Nel momento in cui i fratelli Wachowski rivoluzionavano il cinema contemporaneo col primo “Matrix” (qualcuno malmostoso direbbe: in male) e facevano emergere certe cyber-narrazioni apocalittiche, anno 1999, parlare di realtà virtuale parallela in grado di intercettare e deviare la vita “reale” sembrava immaginifica speculazione filosofica sci-fi, niente di più: bello, affascinante, ma niente più che una speculazione, un’astrazione. Oggi, nel passaggio tra 2021 e 2022, non solo la saga di “Matrix” risorge, dopo quasi vent’anni di silenzio (gli altri due episodi, “Matrix Reloaded” e Matrix Revolutions”, erano datati entrambi 2003), ma addirittura nella quotidianità è abbastanza normale che uno dei più grandi – e potenti – imprenditori contemporanei parli, in sede di conferenza stampa e tratteggiando le strategie industriali aziendali, di “realtà virtuale”. La chiama “metaverso”, perché chiaramente a chiamarla “matrix” Zuckerberg si farebbe un solenne autogol; ma la sostanza è quella.

Non stiamo dicendo che quanto prefigurato dal padre-padrone di Facebook per i prossimi anni sia nient’altro che uno sviluppo effettivo su larga scala della inquietante distopia wachowskiana (sarebbe tragico e preoccupante), ma di sicuro nel discorso pubblico sono entrati quasi con naturalezza temi che prima erano alieni, o comunque solo appannaggio di una nicchia di cultori e di esploratori del futuro. Siamo miglioratə? Siamo diventati più intelligenti? Chissà. Secondo molti, la vita attraverso i social network ci ha reso più manipolabili, più litigiosi, più incapaci di individuare le cause realmente importanti per cui spendersi. Come se avessimo inghiottito la pillola sbagliata, ecco.

In realtà le visioni è sempre meglio se non sono così nette e manichee: come in qualsiasi cosa e in qualsiasi evoluzione, c’è del buono e del meno buono. Sta di fatto che il “Matrix” che arriva in questi giorni sugli schermi trova un pubblico e un contesto parecchio diverso, rispetto a quanto toccato all’inizio della saga. Ciò che prima era distopia, spesso oggi è realtà, addirittura banalità (…del male?).

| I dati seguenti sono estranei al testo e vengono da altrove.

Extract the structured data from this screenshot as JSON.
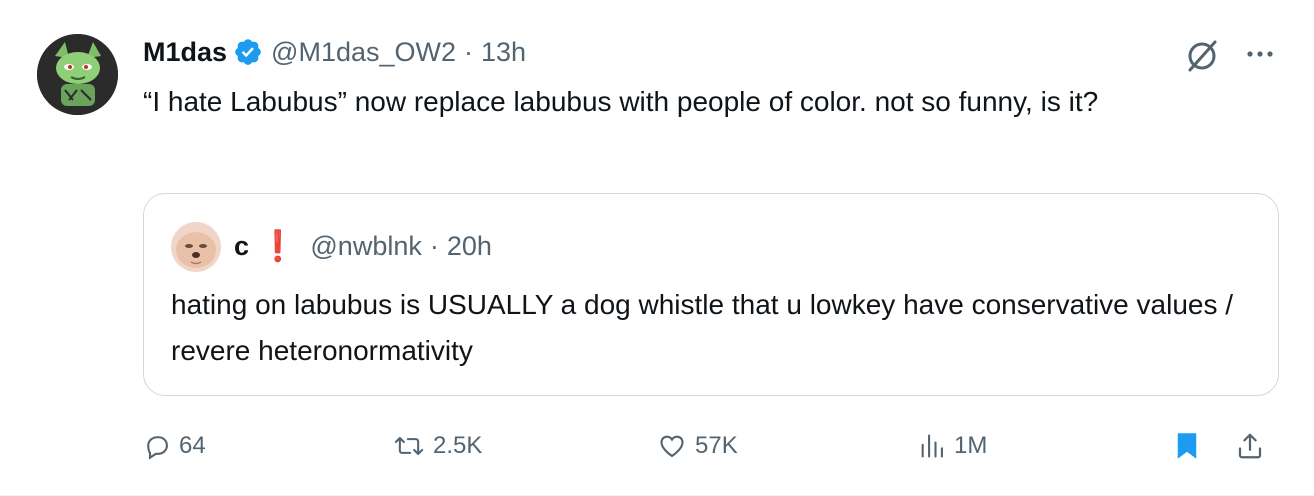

Diventa così curioso capire come se la giocheranno i fratelli Wachowski, diventati fra l’altro nel frattempo le sorelle Wachowski (Larry diventa Lana nel 2008, Andy diventa Lilly nel 2016): e anche questa transizione è un segno dei tempi, come se in qualche modo i due riuscissero a “sentire” e a imprimere sia nella propria arte che contemporaneamente nella propria vita privata le spinte delle modernità e della fluidità. Le prime reazioni arrivate dagli Stati Uniti sul film sono positive: qualcuno lamenta ancora l’eccesso di superficialità e bidimensionalità nel tratteggiare i profili dei personaggi e delle storie (un’accusa molto evocata soprattutto per il terzo episodio, in parte per il secondo), ma molti notano come ci sia una saggia vena di (auto)ironia che percorre tutto il lungometraggio e delle considerazioni intelligenti proprio sul “meta” – rendendo così il quarto “Matrix” (“Matrix Resurrections”, per la precisione) attuale, necessario, rilevante. Non solo un sequel che, per raggranellare incasso al botteghino, gioca sull’effetto-nostalgia. Ma un organismo vivo, che racconta il presente guardando al futuro…e viceversa.